Élections : quel programme est le plus crédible?

Portrait des cinq chefs réunis dans un photomontage.

Les chefs des principaux partis fédéraux, de gauche à droite : Justin Trudeau (Parti libéral), Erin O'Toole (Parti conservateur), Jagmeet Singh (Nouveau Parti démocratique), Yves-François Blanchet (Bloc québécois) et Annamie Paul (Parti vert).

Photo : CBC / (Andrej Ivanov/AFP/Getty Images, Adrian Wyld/The Canadian Press, Patrick Doyle/Reuters, Patrick Doyle/Reuters, Sean Kilpatrick/The Canadian Press)

Gérald Fillion
Gérald Fillion

Les Canadiens ne vont pas appuyer leur choix électoral lundi sur un simple crédit d’impôt ou un transfert fédéral, ou parce qu’on leur propose un congé de TPS d’un mois ou une borne de recharge électrique! Ce choix est un peu plus fondamental et la crédibilité financière d’un plan est essentielle pour mettre en place des mesures ou un projet qui cadre avec nos convictions.
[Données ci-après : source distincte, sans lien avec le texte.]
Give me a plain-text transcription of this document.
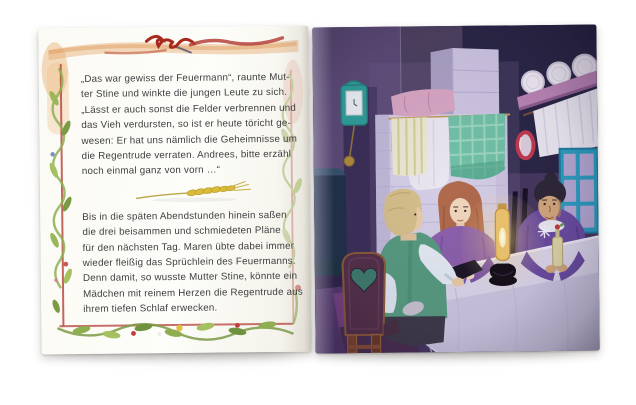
„Das war gewiss der Feuermann“, raunte Mut-
ter Stine und winkte die jungen Leute zu sich.
„Lässt er auch sonst die Felder verbrennen und
das Vieh verdursten, so ist er heute töricht ge-
wesen: Er hat uns nämlich die Geheimnisse um
die Regentrude verraten. Andrees, bitte erzähl
noch einmal ganz von vorn …“
Bis in die späten Abendstunden hinein saßen
die drei beisammen und schmiedeten Pläne
für den nächsten Tag. Maren übte dabei immer
wieder fleißig das Sprüchlein des Feuermanns.
Denn damit, so wusste Mutter Stine, könnte ein
Mädchen mit reinem Herzen die Regentrude aus
ihrem tiefen Schlaf erwecken.
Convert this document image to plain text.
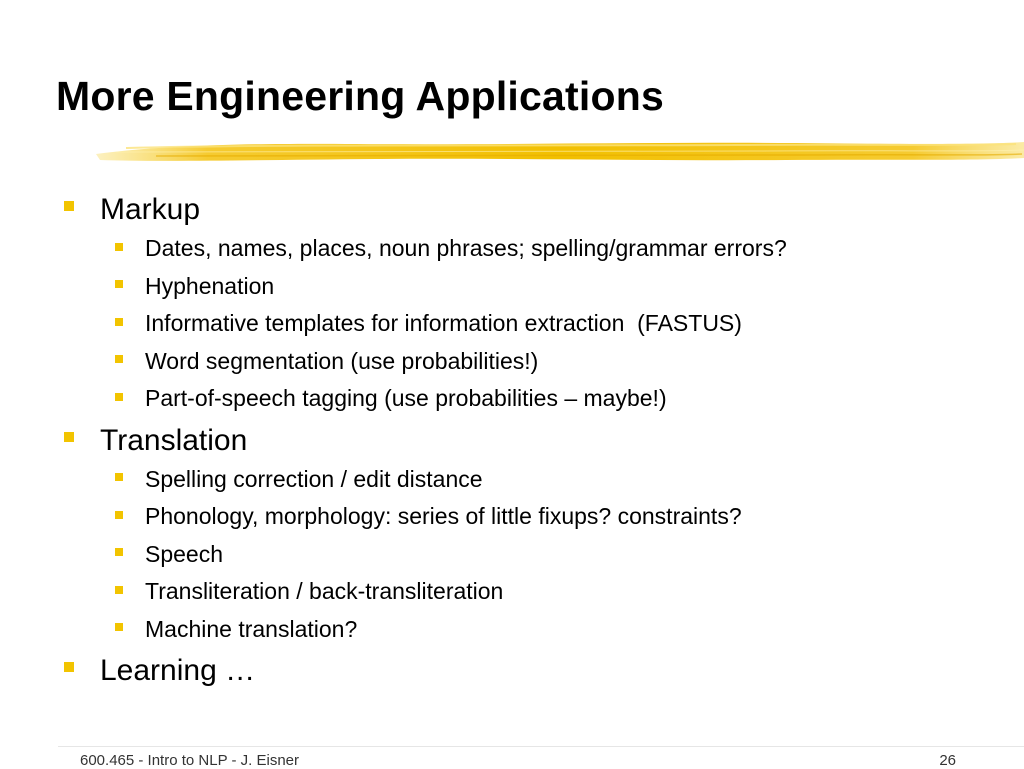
More Engineering Applications
Markup
Dates, names, places, noun phrases; spelling/grammar errors?
Hyphenation
Informative templates for information extraction  (FASTUS)
Word segmentation (use probabilities!)
Part-of-speech tagging (use probabilities – maybe!)
Translation
Spelling correction / edit distance
Phonology, morphology: series of little fixups? constraints?
Speech
Transliteration / back-transliteration
Machine translation?
Learning …
600.465 - Intro to NLP - J. Eisner	26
C’est donc important de présenter des plateformes chiffrées, réalistes, concrètes, qui ont le réel potentiel d’être mises en œuvre. Faire des promesses irréalisables, mal ficelées, sans une évaluation financière crédible, à quoi ça sert, dites-moi?

Depuis le début de la campagne électorale, des centaines de mesures ont été annoncées par les différents partis qui sollicitent votre confiance. Il a fallu du temps, toutefois, à chacun des partis pour chiffrer leurs propositions et proposer un cadre financier.

Approchant de la mi-campagne, les libéraux ont été les premiers à annoncer leurs chiffres. C’était le 1er septembre. Le Bloc québécois a annoncé son plan dans la journée du 8 septembre, avant le débat en français, tout comme les conservateurs d’ailleurs, qui ont toutefois attendu le début de la soirée, deux heures avant le débat, pour rendre public leur cadre.

Le NPD a choisi un beau samedi ensoleillé pour annoncer son cadre financier. C’était le 11 septembre dernier. Le Parti vert du Canada, pour sa part, se fait toujours attendre au moment de publier ce texte. L’élection est lundi!

Je vous propose une courte analyse des quatre cadres financiers dévoilés durant la campagne.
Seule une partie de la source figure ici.